Repensar la economía desde el cuidado
La feminización de la pobreza no es solo un reflejo de la desigualdad económica, sino también de una estructura social que no valora el trabajo que sostiene la vida. Las economistas feministas insisten en que para erradicar la pobreza no basta con aumentar los ingresos: hay que transformar la organización social del cuidado dentro y fuera del hogar, sin basarla en la división sexual del trabajo. Redistribuir los cuidados y garantizar servicios públicos que liberen a las mujeres de la carga total del sostenimiento cotidiano, debe involucrar a empresas y Estado para que asuman esa corresponsabilidad.
Pero las medidas pueden ser muchas y variadas. Como explica Ana Isabel Arenas, avanzar hacia la igualdad económica entre hombres y mujeres requiere un conjunto de acciones estructurales que eliminen las barreras de discriminación y promuevan la autonomía económica femenina: “Necesitamos políticas públicas que reconozcan cómo viven las mujeres y en qué condiciones”. Plantea también que en el plano fiscal haya reformas tributarias progresivas que graven más a quienes tienen mayores ingresos y alivien la carga impositiva sobre los sectores más pobres, especialmente las mujeres, quienes siguen siendo las más afectadas por impuestos como el IVA.
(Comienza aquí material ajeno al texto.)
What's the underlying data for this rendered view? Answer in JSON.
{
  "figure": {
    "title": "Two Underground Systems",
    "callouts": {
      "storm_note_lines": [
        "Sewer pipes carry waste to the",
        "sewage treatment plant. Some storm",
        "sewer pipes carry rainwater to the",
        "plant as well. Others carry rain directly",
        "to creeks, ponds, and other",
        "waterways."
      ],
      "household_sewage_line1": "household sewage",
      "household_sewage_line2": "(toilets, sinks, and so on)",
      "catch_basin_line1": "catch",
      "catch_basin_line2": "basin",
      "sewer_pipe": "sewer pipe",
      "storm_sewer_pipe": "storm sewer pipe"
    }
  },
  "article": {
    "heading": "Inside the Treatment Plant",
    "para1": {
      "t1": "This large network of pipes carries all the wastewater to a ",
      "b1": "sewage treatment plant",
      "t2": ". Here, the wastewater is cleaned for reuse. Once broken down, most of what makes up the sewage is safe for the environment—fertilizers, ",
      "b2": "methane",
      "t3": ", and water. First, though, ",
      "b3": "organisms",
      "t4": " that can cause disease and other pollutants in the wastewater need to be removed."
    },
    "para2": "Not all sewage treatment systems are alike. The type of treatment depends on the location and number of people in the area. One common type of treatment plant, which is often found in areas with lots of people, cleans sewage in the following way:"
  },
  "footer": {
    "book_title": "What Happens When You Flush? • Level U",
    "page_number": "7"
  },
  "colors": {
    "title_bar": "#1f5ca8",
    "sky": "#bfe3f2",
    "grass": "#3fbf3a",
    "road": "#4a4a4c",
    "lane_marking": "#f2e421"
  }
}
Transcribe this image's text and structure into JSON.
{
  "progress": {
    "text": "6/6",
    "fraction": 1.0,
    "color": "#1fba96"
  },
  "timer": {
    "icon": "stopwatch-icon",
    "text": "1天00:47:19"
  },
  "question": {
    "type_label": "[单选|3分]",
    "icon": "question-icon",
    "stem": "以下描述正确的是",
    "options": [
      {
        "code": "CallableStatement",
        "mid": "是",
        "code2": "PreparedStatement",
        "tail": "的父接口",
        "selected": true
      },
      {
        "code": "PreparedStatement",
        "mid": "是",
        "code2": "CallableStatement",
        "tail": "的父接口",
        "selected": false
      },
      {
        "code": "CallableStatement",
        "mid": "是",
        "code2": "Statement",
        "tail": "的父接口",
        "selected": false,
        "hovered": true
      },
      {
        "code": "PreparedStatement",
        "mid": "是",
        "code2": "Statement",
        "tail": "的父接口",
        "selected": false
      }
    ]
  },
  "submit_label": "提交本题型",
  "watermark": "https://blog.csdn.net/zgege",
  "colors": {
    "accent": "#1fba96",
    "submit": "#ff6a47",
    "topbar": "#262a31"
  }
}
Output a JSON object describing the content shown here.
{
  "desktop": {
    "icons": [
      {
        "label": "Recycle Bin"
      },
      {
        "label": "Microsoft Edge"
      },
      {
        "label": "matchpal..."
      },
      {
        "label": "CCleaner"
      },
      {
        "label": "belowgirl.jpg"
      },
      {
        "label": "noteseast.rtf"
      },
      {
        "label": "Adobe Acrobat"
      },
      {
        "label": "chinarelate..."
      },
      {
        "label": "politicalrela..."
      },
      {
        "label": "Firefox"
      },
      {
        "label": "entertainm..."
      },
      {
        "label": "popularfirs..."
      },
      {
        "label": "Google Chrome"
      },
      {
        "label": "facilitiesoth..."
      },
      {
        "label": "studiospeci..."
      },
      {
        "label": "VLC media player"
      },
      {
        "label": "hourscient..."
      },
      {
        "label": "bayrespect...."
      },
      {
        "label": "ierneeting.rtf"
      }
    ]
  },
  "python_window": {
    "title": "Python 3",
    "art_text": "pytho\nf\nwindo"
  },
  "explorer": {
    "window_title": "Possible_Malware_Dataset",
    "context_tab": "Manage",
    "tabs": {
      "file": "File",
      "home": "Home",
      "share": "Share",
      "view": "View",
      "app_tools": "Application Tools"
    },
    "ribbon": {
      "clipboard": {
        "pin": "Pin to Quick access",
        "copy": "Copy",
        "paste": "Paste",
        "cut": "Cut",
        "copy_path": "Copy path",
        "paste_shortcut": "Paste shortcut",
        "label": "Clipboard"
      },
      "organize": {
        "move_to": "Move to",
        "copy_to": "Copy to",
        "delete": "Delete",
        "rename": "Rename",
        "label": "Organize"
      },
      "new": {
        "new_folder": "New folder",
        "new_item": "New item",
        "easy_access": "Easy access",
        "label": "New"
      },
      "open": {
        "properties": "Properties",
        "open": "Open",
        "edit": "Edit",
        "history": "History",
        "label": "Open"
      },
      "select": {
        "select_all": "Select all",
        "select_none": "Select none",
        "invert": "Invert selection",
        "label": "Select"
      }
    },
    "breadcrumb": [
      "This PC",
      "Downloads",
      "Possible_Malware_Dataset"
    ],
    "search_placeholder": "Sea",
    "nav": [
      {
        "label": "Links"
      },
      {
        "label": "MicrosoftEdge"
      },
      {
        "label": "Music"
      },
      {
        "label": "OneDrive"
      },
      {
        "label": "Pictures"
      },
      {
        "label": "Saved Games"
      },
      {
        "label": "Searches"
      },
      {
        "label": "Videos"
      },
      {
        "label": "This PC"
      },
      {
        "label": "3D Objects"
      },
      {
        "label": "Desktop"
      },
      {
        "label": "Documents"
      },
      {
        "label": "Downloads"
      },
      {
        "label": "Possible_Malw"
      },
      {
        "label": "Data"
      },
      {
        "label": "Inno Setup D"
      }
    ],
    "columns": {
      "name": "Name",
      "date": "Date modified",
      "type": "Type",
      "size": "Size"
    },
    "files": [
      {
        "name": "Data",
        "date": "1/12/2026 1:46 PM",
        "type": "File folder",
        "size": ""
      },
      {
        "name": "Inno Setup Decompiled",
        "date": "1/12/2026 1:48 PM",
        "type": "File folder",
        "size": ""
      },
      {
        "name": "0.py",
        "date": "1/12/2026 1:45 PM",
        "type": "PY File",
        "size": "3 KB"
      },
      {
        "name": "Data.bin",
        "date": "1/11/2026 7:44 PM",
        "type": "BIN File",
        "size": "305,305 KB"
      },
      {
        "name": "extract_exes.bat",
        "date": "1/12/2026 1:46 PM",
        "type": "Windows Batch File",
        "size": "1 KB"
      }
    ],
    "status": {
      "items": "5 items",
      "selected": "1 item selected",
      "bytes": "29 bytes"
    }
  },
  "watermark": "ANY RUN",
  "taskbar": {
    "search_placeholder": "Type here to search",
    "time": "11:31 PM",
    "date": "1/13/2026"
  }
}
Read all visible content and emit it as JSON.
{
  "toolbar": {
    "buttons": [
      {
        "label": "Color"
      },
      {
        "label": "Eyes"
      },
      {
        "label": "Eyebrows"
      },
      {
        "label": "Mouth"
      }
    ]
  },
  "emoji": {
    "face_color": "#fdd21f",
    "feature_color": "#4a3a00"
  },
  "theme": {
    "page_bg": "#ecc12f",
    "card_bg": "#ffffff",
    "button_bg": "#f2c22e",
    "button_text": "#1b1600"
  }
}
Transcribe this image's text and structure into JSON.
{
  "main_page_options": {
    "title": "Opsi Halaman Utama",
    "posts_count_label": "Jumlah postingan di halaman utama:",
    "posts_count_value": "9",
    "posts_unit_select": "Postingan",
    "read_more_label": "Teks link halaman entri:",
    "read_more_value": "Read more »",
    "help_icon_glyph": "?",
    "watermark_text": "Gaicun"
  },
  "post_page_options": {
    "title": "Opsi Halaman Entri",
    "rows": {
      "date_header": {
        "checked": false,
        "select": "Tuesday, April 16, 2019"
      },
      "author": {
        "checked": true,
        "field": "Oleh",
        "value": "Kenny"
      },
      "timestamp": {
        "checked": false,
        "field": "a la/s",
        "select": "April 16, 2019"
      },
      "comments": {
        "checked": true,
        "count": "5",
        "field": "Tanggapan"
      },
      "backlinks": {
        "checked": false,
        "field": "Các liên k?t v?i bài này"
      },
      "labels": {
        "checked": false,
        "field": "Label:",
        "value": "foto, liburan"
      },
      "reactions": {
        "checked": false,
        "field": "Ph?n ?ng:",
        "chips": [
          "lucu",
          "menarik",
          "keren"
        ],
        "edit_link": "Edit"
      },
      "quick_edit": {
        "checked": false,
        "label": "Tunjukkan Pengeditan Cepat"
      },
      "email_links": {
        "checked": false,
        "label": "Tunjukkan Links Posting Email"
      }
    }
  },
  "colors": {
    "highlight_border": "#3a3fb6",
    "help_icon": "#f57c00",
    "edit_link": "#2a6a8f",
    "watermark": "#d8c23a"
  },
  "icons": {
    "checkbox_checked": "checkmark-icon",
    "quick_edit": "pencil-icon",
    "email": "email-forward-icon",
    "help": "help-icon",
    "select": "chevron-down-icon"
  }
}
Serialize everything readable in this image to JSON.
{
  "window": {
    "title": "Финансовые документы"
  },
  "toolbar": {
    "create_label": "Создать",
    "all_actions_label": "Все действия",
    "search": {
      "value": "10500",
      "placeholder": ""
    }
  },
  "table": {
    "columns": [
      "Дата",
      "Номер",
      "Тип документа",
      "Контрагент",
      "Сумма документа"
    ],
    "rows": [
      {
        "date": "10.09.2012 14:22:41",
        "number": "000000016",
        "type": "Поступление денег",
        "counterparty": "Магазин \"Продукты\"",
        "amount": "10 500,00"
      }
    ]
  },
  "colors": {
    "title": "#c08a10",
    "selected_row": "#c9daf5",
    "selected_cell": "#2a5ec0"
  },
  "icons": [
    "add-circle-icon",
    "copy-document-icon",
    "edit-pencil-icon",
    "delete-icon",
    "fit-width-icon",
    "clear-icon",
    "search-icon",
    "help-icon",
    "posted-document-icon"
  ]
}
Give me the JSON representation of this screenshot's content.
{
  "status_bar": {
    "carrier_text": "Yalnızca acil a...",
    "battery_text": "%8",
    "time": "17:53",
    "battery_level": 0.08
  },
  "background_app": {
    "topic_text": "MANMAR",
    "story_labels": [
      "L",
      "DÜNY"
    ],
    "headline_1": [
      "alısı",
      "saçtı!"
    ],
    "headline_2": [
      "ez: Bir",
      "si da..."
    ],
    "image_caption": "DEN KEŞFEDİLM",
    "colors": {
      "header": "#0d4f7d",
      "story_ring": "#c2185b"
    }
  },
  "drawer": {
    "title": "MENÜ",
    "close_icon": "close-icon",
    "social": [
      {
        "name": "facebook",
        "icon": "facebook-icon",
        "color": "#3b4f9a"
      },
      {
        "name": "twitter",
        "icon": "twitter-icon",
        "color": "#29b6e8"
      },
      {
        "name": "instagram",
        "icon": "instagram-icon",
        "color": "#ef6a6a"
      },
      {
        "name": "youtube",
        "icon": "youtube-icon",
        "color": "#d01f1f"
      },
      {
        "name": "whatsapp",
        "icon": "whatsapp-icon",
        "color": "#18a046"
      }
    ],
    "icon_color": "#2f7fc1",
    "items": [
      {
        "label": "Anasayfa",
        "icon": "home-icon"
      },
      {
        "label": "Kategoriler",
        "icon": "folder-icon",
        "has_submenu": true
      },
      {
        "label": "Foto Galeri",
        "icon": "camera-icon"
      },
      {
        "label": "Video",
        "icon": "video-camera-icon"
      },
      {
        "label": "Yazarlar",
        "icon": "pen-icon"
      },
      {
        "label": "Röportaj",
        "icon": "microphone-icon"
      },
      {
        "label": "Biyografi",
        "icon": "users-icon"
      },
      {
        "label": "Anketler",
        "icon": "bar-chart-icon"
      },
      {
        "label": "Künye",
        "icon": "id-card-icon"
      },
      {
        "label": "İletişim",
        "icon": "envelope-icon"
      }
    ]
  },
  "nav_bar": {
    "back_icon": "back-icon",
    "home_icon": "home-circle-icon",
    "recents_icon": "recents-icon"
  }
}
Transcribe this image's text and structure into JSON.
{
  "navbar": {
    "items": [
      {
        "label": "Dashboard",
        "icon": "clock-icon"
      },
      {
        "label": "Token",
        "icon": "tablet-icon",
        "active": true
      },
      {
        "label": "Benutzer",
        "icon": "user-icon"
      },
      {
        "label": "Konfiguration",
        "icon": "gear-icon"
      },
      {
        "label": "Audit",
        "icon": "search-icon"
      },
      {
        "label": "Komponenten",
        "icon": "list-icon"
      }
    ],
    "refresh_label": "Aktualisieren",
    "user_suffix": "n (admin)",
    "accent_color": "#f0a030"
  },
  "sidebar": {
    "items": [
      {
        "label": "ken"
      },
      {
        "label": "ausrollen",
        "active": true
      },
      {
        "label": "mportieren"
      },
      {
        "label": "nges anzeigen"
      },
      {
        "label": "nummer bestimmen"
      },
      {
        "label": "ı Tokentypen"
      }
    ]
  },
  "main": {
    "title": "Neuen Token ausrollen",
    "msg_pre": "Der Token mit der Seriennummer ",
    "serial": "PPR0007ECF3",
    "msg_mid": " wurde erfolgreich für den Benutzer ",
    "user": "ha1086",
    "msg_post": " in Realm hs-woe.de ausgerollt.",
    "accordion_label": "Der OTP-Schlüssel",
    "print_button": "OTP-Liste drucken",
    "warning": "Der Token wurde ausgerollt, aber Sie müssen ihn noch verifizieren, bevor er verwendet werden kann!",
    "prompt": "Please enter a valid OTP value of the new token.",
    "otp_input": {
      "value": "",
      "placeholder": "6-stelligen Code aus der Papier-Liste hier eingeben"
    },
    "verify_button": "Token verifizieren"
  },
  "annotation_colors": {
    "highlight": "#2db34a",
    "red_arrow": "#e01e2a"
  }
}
Mientras eso ocurre, al menos en la región varios países han comenzado a dar pasos hacia sistemas nacionales de cuidado. Se trata, dicen las expertas, de un cambio de paradigma: entender que el cuidado no es un asunto privado ni femenino, sino un derecho y una responsabilidad colectiva. Aunque los avances son desiguales, en agosto de 2025 la Corte Interamericana de Derechos Humanos reconoció el cuidado como un derecho humano autónomo en tres dimensiones: ser cuidado, cuidar y autocuidarse. Este reconocimiento busca impulsar los cambios para mejorar las condiciones de vida de millones de mujeres cuidadoras.
Por el momento, los números y las historias siguen marcando la urgencia. En América Latina, las mujeres generan apenas la mitad de los ingresos laborales de los hombres, dedican el triple de tiempo al trabajo no remunerado y enfrentan mayores obstáculos para acceder a empleos dignos. Sin autonomía económica, no hay igualdad posible ni vidas libres de violencias de género. Erradicar la pobreza exige mirar de frente la desigualdad que experimentan las mujeres y que se reproduce día tras día.